Il faut dire qu’il a appliqué les techniques de sa sœur, la seule qui ait atteint les bancs de la faculté. Il s’inspire de ses cours d’économie, de gestion et de marketing pour tirer le meilleur de son activité. Il a fait peindre un marquage au sol pour permettre à la nouvelle clientèle de rejoindre ses barres d’immeuble, il a collé des affiches aux murs pour indiquer les prix au gramme, il a chargé l’un de ses lieutenants d’imprimer des flyers et de les distribuer à la sortie des écoles, et il a innové en réalisant des cartes de fidélité pour lutter contre la concurrence: la dixième dose est gratuite. Il réfléchit à mettre en place un service de type Uber qui livrerait la came à domicile sur simple commande par Internet. Il bouillonne d’idées, avec une ligne directrice : appliquer les règles du capitalisme aux stupéfiants. C’est comme ça qu’il est devenu un cador.
Ses locaux sont installés dans un appartement vide que la société HLM a perdu espoir de relouer. Il a intimidé tous les voisins : menaces, pneus crevés, voire bastonnade en règle pour les plus rétifs. Seuls sont restés ceux qui ont accepté de servir de nourrices et qui entreposent de la came à leur domicile.
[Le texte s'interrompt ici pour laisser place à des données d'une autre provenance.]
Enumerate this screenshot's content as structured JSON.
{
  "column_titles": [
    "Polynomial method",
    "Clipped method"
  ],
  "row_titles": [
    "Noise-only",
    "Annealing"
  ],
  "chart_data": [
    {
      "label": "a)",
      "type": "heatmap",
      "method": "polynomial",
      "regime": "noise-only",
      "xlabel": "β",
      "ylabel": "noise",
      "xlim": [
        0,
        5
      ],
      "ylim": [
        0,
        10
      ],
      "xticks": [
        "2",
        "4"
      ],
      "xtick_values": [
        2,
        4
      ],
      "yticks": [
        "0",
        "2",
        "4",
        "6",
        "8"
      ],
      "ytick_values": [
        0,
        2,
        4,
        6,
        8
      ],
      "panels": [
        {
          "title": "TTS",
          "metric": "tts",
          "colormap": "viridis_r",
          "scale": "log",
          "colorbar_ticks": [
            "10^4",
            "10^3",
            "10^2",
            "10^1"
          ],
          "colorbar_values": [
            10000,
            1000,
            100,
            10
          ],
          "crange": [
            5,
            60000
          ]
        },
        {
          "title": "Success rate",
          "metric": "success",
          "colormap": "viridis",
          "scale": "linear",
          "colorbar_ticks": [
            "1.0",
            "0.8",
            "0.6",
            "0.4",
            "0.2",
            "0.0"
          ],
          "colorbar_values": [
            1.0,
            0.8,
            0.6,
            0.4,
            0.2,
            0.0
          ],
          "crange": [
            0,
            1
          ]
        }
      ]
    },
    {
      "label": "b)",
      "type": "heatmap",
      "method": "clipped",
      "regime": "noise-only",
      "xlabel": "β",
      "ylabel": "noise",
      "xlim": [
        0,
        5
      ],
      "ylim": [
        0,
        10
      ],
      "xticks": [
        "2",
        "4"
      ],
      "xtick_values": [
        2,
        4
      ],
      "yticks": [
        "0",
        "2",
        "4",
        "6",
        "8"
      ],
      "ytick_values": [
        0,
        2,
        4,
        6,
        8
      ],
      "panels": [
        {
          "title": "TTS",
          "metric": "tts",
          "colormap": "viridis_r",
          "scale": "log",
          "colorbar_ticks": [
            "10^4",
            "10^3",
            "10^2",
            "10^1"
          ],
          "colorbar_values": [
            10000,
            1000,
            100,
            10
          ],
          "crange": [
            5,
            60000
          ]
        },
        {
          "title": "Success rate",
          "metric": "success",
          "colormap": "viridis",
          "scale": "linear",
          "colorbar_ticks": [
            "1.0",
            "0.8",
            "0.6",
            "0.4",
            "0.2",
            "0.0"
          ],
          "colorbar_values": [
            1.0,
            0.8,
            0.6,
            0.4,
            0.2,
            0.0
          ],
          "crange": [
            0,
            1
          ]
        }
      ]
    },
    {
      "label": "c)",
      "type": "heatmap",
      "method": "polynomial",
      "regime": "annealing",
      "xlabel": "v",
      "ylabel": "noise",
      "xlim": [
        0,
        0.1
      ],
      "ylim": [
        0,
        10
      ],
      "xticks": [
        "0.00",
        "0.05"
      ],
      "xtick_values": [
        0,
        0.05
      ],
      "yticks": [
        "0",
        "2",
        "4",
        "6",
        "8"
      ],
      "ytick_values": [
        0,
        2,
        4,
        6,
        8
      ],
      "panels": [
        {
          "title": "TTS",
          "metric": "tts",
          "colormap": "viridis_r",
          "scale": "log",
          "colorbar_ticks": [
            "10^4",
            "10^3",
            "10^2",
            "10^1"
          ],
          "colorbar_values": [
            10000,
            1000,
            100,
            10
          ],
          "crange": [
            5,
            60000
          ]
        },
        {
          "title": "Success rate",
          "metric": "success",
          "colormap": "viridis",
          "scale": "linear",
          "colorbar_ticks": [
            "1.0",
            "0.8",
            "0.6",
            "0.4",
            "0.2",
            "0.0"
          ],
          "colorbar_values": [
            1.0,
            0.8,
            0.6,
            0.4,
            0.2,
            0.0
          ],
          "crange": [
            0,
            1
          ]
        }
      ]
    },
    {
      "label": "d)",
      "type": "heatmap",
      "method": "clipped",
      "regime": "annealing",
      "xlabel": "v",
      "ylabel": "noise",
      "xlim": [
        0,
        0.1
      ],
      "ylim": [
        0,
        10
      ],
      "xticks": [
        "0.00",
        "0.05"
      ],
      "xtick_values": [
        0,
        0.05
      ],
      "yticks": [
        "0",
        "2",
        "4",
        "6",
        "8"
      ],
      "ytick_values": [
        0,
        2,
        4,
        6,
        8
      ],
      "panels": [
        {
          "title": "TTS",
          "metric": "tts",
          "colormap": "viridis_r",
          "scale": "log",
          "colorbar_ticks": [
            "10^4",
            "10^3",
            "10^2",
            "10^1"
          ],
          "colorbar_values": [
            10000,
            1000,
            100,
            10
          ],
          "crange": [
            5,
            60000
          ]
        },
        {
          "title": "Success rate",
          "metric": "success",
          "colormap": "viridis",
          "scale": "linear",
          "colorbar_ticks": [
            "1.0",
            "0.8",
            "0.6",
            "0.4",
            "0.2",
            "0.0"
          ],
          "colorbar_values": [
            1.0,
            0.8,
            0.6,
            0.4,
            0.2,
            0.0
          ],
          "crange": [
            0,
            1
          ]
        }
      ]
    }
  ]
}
Une fois les récalcitrants éliminés, il a utilisé un petit deux-pièces situé au-dessus de son propre appartement pour établir son laboratoire où des épouses et des mères d’amis travaillent à confectionner les doses. Il a investi dans des balances de haute précision et dans une presse hydraulique dernier cri pour fabriquer les pains de cocaïne. Il se fait approvisionner chaque semaine en produits de coupe et adjuvants par un pharmacien véreux. Il s’attache les services d’un étudiant en chimie pour occuper le poste de contrôleur qualité. Dans des armoires fortes dort un véritable arsenal: pistolets mitrailleurs, grenades, lance-roquettes. Il a encastré dans le mur un coffre-fort qui a nécessité l’intervention d’une grue de déménageur.
Maintenant, il dort sur un magot à sept chiffres. Et chaque soir, lorsqu’il s’effondre sur son lit, sa fortune augmente de dix mille euros, nets d’impôts bien entendu.
Il se paye les conseils d’un expert comptable radié de l’ordre qui lui a fait ouvrir de nombreuses assurances-vie et des comptes en crypto-monnaies. Ce type sans vergogne a déniché un couple de retraités qui a accepté de se rendre deux fois par an en Suisse à bord de son camping-car. Shabani Dardanus a demandé à son garagiste d’aménager les bas de caisse afin de pouvoir y placer un demi-million d’euros. Il a toute confiance en son mécanicien, depuis des années il lui fait vérifier que tous ses véhicules ne sont pas pucés par la police.
Shabani Dardanus a une réputation à tenir. Dans ce milieu, une agression doit répondre à une agression. Il a déjà échappé à deux tentatives d’assassinat. La première était à la grenade, balancée sur sa berline alors qu’il patientait à un feu rouge. Avec la secousse, la voiture s’était retournée, mais il en était sorti indemne. La seconde était une embuscade. Il discutait affaires avec un Algérien dans un bar à chicha lorsque trois hommes cagoulés avaient ouvert le feu à la kalachnikov. Sans réfléchir, il avait plongé sous le comptoir et avait pu se planquer derrière un frigo. L’Algérien n’avait pas eu cette chance : cinq balles dans le bide et une dans la face.